The image below is a fairly standard setup for most of my homemade drones. A 2.4 GHz receiver (blue PCB) gets signals from the transmitter ) and sends the commands to the flight controller (black PCB in the center with lights), in my case, through the i-Bus protocol, which is a three wire interface based on the FrSky s-Bus protocol. The flight controller processes these instruction alongside its IMU readings, PID algorithms, and various flight behavior settings, before it sends a command to each of the 4 ESCs (not pictured- hiding under white base plate) to adjust the speed of the corresponding motor.
This particular flight controller is running the iNav firmware which provides features for GPS based drones. I’m used a uBlox GPS sensor mounted on top of the drone, and using this in conjugation with the IMU and barometer, the craft can maintain its position in 3D space with less than a few cm of deviation in any direction. That’s pretty good!
Most iterations of my drones also had an FPV camera and 5.8 GHz video transmitter with a RHCP antenna so that that I could see what the drone was doing in the sky (I’m a terrible line-of-sight pilot). In this particular drone, the flight controller also had a built-in OSD, that overlaid some information like PID settings, battery voltage levels, altitude readings, and an artificial horizon on the analog video feed. I’ve also connected an ESP8266 micro controller so that I can receive telemetry data and adjust some settings on the flight controller over WiFi on a mobile device.
When building these drone, or really anything, I like to de-case and removed the pins from most of the components partly in order to save some space aboard the craft and partly because I really liked the look of the bare PCBs,
The guts above are a part of this GPS-based V-tail quad, so named for the V shape formed by the rear arms, which are tilted up at 45 degrees. This type of frame is actually kind of unstable and energy inefficient, and is certainly not suitable for autonomous navigation and aerial photography. Nevertheless, I chose it because I thought it looked really cool. It’s completely 3D printed in ABS and uses bigger 2204 size 2300KV motors with 6in props. The little DIP switch on top is used to switch UART serial control between the ESP8266 and the USB port on the flight controller
Plus it folds!
The most fun multirotor to build and fly was by far the tricopter. I went through several iterations and configurations with this one, since I kept finding new ways to improve the build. I had done a bit of research before building it and I decided to base the frame design on David Windestal’s tricopter. I built a small frame (roughly 8″ wingspan) using some square wooden dowels and MDF body pieces I had cut out on my homemade CNC router. This little tri was actually built before the v-tail quad above and it uses the same motors and ESCs.

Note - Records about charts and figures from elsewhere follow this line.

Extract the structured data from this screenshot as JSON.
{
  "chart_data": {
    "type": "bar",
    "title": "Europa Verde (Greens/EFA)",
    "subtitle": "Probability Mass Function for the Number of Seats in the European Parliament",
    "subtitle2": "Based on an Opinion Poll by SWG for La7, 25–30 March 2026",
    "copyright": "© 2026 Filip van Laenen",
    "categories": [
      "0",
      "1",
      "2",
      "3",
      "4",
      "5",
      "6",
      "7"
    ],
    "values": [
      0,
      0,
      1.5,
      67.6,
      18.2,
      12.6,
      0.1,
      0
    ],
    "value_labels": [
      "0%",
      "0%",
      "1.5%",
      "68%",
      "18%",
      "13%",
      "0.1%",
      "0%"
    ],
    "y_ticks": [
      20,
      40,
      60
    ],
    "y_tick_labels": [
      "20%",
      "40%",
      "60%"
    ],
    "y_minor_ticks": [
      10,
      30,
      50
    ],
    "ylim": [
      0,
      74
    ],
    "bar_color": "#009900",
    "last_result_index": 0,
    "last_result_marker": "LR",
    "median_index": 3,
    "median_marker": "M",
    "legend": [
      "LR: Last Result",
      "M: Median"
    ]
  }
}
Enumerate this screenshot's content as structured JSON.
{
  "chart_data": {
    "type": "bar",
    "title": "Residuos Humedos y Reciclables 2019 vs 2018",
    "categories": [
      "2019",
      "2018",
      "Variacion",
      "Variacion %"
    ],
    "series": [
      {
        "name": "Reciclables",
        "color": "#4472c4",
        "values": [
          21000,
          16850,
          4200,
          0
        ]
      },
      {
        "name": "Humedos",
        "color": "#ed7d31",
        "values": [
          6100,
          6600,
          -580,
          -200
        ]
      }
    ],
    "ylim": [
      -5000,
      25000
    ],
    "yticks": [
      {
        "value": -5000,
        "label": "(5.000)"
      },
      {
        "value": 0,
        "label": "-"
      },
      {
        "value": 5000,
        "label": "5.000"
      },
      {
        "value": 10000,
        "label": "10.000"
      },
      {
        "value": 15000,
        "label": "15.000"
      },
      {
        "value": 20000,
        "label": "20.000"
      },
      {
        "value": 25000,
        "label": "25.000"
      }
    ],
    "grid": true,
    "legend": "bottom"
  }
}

I got bored with this fast, twitchy thing pretty quick and decided to make it a little bigger. I rebuilt the tricopter using longer arms and upgraded to motors and ESCs that could spin huge 11″ propellers. With a wingspan of more than 26″ this large slow-flier was much more stable and energy efficient, making it perfect for use as an aerial video platform (though I never actually got around to that).
I rebuilt this one more time and added some LED strips to make it look a little cooler when it was in the air.